Kissel, 54, of Anaheim, owns the world's largest known collection of replicas of historic American flags, according to flag experts. He has flags with nine stripes, flags with stars seemingly arranged at random, flags that he's designed with his own hand. He has 155 federal flags, 50 state flags and five territory flags.
"His collection is almost unbelievable," said David Martucci, president of the North American Vexillological Assn., the nation's largest group dedicated to the study of flags.
Today, Flag Day, is one of the biggest days of Kissel's year, a day he lives for.
"The flag, in all the forms it has taken over the years, represents to me everything that it is to be an American. It is a work of art," says Kissel, a chemist. "You have the stars, the states, the union, you have the stripes, which originally were there for merchant ships, but now symbolize fair commerce. I could go on about this forever."
He could, and he does; Kissel is an encyclopedia of flags.
If you want the story behind George Washington's personal flag and how it influenced the modern American flag, Kissel can easily engage you for an hour of storytelling. Ask for the stories of the dozens of Revolutionary War flags and he'll talk a flag a minute.
Kissel stands up, opens his briefcase, folds a piece of paper, wields a pair of scissors and offers up a perfect, crisp five-pointed star: "That's it. Simple as that. Betsy Ross didn't want to go through the work of making six-pointed stars, which was then a requirement to be a star."
Kissel says he "goes on forever about flags" because, he figures, most Americans know too little about the country's most recognizable icon, how it came to be and how--if you reach far enough back into history--one can find flags that have stars arranged like battlefield formations.
These days, he spends his free time preparing for and giving flag presentations. Today he is giving one in Downey. Last week he was in Anaheim, where he displayed 86 flags from his collection during the Anaheim Flag Day ceremony.
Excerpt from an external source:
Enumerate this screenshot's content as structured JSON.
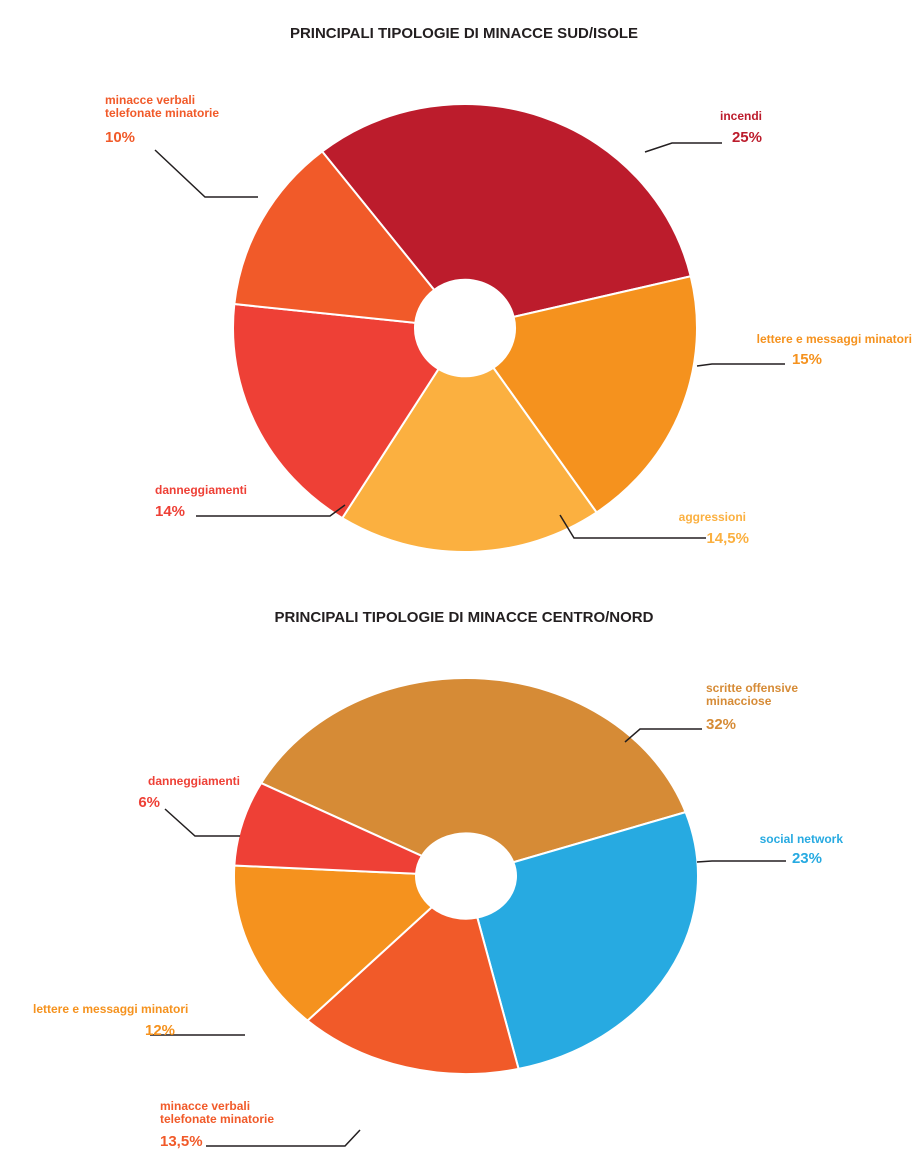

He said his patriot passion formed in 1985 when he was traveling the world on business and realized how little he knew about his homeland. "Everybody else seemed to know so much more about their country," he said. "I was stupid."
'We Live This,' Says His Wife
His compulsion began. He found a flag store that sold the famous Betsy Ross flag, and the buying and collecting went from there. As it stands, he's spent $14,000 on flags, forsaking vacations and other luxuries for "red, white and blue cotton."
His home, though, isn't what an outsider might expect from a flag fanatic, not at first glance at least. To be sure, outside there are often 11 flags hung for passersby. But inside, the flags are stacked neatly in a closet that breathes a musty and comforting smell of cardboard and cloth. They are out of sight and protected, as they should be, he said.
But look closer and little flags decorate model ships (appropriate for their era, of course), rest among arrangements of dried flowers and decorate the crannies of his house. "We live this," said his wife, Rosemary, 55, a teacher who gives presentations with her husband.
The reason Kissel has so many different flags, he says, is because it wasn't until 1912 that a law was passed that dictated an official uniformity for the flag. Before that, people were free to interpret the design as they wished. And that they did, a fact that drives Kissel to keep an eye out for a design that some seamstress put together 200 years ago.
"Ordinary people could make their own flags. You still can now; it may not be official, but it is not disrespectful--it is honorable--as long as it has the proper number of stripes and stars."